Police & Regulations
Martin Walker
Oct 4, 2023 at 06:05 am

The United States Securities and Exchange Commission has urged a federal judge to reject Coinbase's request to dismiss a lawsuit by the regulator.

In a filing made on October 3rd in a New York District Court, the SEC strongly opposed the assertions made in Coinbase's motion for dismissal and reiterated its stance that certain cryptocurrencies featured on its platform should be classified as investment contracts, subject to SEC registration, based on the Howey Test.

The SEC emphasized that each issuer of crypto assets encouraged investors, including those making purchases on Coinbase's platform, to reasonably anticipate an increase in the value of their investments, as outlined in the issuer's broadly disseminated plan for the development and maintenance of the asset's value.

The SEC insisted that Coinbase had been well aware from the beginning that the cryptocurrencies it vends would be considered securities if they satisfied the Howey Test, citing the exchange's acknowledgment of this in its submissions to the SEC.

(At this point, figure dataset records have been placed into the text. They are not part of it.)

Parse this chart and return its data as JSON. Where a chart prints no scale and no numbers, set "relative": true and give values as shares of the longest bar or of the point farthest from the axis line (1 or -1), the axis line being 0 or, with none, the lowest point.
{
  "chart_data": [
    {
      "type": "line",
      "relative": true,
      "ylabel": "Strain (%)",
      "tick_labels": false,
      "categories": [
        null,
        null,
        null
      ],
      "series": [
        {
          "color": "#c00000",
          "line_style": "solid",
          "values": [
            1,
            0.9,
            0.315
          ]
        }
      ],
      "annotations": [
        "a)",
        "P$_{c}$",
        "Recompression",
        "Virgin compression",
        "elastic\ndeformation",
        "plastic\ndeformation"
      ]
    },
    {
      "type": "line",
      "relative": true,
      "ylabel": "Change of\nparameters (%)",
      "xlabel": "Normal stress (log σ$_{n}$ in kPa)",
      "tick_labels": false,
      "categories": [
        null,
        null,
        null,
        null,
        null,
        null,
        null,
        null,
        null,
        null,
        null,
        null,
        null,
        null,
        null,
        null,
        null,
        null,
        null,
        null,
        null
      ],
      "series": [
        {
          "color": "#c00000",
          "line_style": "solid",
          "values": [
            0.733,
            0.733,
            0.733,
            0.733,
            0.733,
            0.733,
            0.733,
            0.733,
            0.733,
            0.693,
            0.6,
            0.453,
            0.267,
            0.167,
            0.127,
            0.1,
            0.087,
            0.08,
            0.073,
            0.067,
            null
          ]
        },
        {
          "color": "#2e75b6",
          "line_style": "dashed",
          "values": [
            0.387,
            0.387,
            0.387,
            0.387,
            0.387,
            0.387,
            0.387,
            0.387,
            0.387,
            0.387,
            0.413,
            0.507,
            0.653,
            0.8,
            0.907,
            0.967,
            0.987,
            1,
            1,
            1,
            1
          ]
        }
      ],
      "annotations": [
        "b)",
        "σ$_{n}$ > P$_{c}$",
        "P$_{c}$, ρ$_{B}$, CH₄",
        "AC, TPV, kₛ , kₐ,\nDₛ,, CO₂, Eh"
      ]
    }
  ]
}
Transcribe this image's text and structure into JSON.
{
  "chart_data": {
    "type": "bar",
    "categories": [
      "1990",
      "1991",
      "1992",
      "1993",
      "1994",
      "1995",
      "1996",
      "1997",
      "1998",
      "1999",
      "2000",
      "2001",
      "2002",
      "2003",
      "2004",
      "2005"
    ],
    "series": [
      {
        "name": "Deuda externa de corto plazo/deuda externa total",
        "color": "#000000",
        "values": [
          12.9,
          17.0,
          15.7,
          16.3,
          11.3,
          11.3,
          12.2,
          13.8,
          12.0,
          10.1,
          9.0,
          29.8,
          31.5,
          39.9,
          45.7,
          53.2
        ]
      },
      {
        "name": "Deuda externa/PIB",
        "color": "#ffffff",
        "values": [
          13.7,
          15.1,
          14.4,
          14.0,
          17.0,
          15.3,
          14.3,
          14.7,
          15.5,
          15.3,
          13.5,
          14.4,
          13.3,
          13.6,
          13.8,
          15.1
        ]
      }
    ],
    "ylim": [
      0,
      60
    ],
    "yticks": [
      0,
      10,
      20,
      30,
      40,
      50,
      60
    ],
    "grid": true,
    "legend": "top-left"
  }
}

Moreover, the regulator refuted Coinbase's argument invoking the "major questions doctrine," contending that the SEC does indeed possess authority over the crypto market, a prerogative that does not necessitate further validation from Congress.

"The SEC has not newly empowered itself to undertake actions beyond what the federal securities laws explicitly authorize," the SEC stated.

In a Twitter post dated October 3rd, Coinbase's legal chief, Paul Grewal, downplayed the significance of the SEC's arguments, characterizing them as "repetitive" and asserting that the listed assets "do not qualify as securities and are outside the purview of the SEC."

Grewal argued that the SEC's stance, if accepted, would imply that "everything from Pokemon cards to stamps to Swiftie bracelets" would also fall under the securities category.

Miles Jennings, general counsel for a16z crypto, contested the validity of the SEC's motion in a separate post, pointing out numerous deficiencies.

Jennings added that even if the court were to align with the regulator's primary argument concerning investment contracts, he believed the case would still not hold up, as he perceived the SEC's definition of an investment contract to be excessively broad.